Hagens Berman filed a reply brief in further support of its motion for preliminary relief pending trial, addressing the state defendants’ misapplication of legal precedent on and incorrect statements about the procedure for analyzing alleged violations of the Endangered Species Act and reiterating the need for injunctive relief.

Hagens Berman filed a memorandum in support of preliminary relief pending trial asking the court to enjoin Massachusetts from licensing the use of Vertical Buoy Ropes and from failing to revoke all existing licenses.

Case Update

Hagens Berman requested that the court order Massachusetts to stop issuing new Vertical Buoy Rope licenses and revoke all existing VBR licenses until the state is either granted an Incidental Take Permit that isn’t subject to appeal or a decision is reached on the merits of the case. Download the Memorandum in Support of Motion for Preliminary Relief »
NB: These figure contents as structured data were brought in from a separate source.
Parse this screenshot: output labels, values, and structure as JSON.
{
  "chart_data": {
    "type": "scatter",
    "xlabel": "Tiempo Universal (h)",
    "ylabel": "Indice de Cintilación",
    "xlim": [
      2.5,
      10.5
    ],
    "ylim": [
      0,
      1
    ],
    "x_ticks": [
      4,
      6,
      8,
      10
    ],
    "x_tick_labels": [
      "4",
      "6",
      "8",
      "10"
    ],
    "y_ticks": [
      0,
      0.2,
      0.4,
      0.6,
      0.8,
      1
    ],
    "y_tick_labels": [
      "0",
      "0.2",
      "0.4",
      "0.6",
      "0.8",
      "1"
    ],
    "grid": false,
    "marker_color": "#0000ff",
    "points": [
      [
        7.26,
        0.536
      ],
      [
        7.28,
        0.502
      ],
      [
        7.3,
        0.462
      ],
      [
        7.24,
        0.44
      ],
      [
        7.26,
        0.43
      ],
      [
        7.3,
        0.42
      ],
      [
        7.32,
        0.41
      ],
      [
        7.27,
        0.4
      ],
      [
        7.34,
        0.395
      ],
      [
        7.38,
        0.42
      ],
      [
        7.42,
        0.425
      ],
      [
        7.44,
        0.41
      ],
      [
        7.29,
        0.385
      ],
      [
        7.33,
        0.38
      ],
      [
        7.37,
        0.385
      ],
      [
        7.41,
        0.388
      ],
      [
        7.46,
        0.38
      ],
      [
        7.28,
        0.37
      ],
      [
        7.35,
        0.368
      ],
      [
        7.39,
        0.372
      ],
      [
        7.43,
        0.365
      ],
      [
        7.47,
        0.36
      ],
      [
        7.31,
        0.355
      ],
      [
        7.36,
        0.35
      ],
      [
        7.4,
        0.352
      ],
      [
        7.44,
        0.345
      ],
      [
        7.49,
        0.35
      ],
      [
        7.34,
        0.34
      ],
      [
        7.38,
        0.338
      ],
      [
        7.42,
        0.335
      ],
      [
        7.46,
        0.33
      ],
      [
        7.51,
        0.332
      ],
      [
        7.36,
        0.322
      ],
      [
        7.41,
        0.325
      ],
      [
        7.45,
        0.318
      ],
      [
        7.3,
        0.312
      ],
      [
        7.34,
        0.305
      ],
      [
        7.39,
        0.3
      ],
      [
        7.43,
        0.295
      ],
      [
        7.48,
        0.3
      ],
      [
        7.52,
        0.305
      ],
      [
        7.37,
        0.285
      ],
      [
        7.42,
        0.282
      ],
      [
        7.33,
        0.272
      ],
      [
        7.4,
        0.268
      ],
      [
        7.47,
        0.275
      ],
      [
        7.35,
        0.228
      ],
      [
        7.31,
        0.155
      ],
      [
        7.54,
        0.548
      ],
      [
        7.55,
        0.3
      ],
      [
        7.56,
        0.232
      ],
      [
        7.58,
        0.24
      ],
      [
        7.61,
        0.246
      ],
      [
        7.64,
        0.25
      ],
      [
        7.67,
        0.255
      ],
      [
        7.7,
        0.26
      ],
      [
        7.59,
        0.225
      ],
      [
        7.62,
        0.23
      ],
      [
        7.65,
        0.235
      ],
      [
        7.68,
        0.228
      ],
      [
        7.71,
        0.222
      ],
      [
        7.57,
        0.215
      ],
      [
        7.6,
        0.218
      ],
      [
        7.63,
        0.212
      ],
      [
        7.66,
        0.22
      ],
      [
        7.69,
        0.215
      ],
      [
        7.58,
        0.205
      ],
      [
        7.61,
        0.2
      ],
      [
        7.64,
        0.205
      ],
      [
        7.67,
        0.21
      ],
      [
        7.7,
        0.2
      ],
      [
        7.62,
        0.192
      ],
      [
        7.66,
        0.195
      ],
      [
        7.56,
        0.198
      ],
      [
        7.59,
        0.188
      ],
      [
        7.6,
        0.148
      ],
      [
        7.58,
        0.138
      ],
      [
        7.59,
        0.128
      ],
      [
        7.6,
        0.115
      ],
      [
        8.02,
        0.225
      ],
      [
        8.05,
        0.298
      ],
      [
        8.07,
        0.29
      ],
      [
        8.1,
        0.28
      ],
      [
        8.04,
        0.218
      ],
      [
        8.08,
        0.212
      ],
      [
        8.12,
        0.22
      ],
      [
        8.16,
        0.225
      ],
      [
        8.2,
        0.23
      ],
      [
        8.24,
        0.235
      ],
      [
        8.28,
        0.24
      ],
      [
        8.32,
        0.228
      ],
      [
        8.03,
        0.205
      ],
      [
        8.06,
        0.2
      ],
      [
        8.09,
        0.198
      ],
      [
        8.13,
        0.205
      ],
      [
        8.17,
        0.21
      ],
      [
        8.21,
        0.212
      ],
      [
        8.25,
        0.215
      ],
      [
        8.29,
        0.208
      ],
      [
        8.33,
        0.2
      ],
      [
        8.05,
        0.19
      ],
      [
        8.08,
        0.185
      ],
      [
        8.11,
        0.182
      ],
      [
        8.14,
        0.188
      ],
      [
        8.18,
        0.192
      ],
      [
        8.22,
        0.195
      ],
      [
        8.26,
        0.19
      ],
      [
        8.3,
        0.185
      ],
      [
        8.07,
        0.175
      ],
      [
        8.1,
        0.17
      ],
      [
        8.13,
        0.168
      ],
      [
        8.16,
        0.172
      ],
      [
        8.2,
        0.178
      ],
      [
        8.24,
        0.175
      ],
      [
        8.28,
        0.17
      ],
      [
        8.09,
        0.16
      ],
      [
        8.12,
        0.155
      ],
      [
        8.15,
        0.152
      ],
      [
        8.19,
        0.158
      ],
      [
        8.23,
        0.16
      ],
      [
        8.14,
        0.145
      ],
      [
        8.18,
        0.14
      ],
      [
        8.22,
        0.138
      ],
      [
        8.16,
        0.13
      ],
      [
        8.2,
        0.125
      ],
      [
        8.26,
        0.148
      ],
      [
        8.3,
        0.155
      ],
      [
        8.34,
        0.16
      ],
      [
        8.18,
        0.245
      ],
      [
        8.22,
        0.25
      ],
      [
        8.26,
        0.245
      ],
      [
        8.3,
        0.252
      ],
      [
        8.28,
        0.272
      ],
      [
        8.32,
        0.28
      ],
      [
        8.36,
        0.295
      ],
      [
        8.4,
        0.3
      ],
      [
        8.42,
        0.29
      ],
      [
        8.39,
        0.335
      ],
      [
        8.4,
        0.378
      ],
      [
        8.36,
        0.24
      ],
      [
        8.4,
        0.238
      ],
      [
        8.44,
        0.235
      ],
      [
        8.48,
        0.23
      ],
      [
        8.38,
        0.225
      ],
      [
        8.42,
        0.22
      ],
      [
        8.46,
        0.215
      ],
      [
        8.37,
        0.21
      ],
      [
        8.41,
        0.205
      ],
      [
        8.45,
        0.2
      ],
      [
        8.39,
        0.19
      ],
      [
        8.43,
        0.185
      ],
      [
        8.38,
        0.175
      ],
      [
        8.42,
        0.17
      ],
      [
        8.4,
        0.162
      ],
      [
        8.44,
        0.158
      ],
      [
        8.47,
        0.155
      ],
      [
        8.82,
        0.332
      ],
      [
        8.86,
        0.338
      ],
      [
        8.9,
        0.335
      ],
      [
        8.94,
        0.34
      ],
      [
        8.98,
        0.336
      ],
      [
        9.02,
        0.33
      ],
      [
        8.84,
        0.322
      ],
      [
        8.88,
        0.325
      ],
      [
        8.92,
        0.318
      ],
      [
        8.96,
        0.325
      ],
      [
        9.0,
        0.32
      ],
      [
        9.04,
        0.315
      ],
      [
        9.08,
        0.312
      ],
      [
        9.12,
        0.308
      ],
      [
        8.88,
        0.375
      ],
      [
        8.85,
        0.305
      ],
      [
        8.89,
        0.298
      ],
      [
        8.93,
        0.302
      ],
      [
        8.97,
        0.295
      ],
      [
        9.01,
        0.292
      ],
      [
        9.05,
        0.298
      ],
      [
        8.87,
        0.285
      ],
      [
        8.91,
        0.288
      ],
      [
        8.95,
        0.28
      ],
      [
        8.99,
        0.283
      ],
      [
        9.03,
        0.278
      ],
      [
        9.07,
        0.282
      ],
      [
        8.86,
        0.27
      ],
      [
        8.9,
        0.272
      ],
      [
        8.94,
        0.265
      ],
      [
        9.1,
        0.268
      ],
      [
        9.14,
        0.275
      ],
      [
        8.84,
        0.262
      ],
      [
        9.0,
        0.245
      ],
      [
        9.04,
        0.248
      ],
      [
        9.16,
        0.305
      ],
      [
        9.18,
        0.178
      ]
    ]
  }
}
Hagens Berman also filed a reply brief in further support of its motion for preliminary relief on Dec. 22, 2020. As Hagens Berman awaits a decision on this motion, it continues its steadfast effort to protect North Atlantic right whales by proceeding with depositions and document discovery to prepare for trial on June 7, 2021. 

Case Update

A federal judge issued an order partially granting injunctive relief, allowing the plaintiff to renew his motion to stop Massachusetts from licensing fishing activities using Vertical Buoy Ropes if the state has not obtained an Incidental Take Permit within 90 days of the order.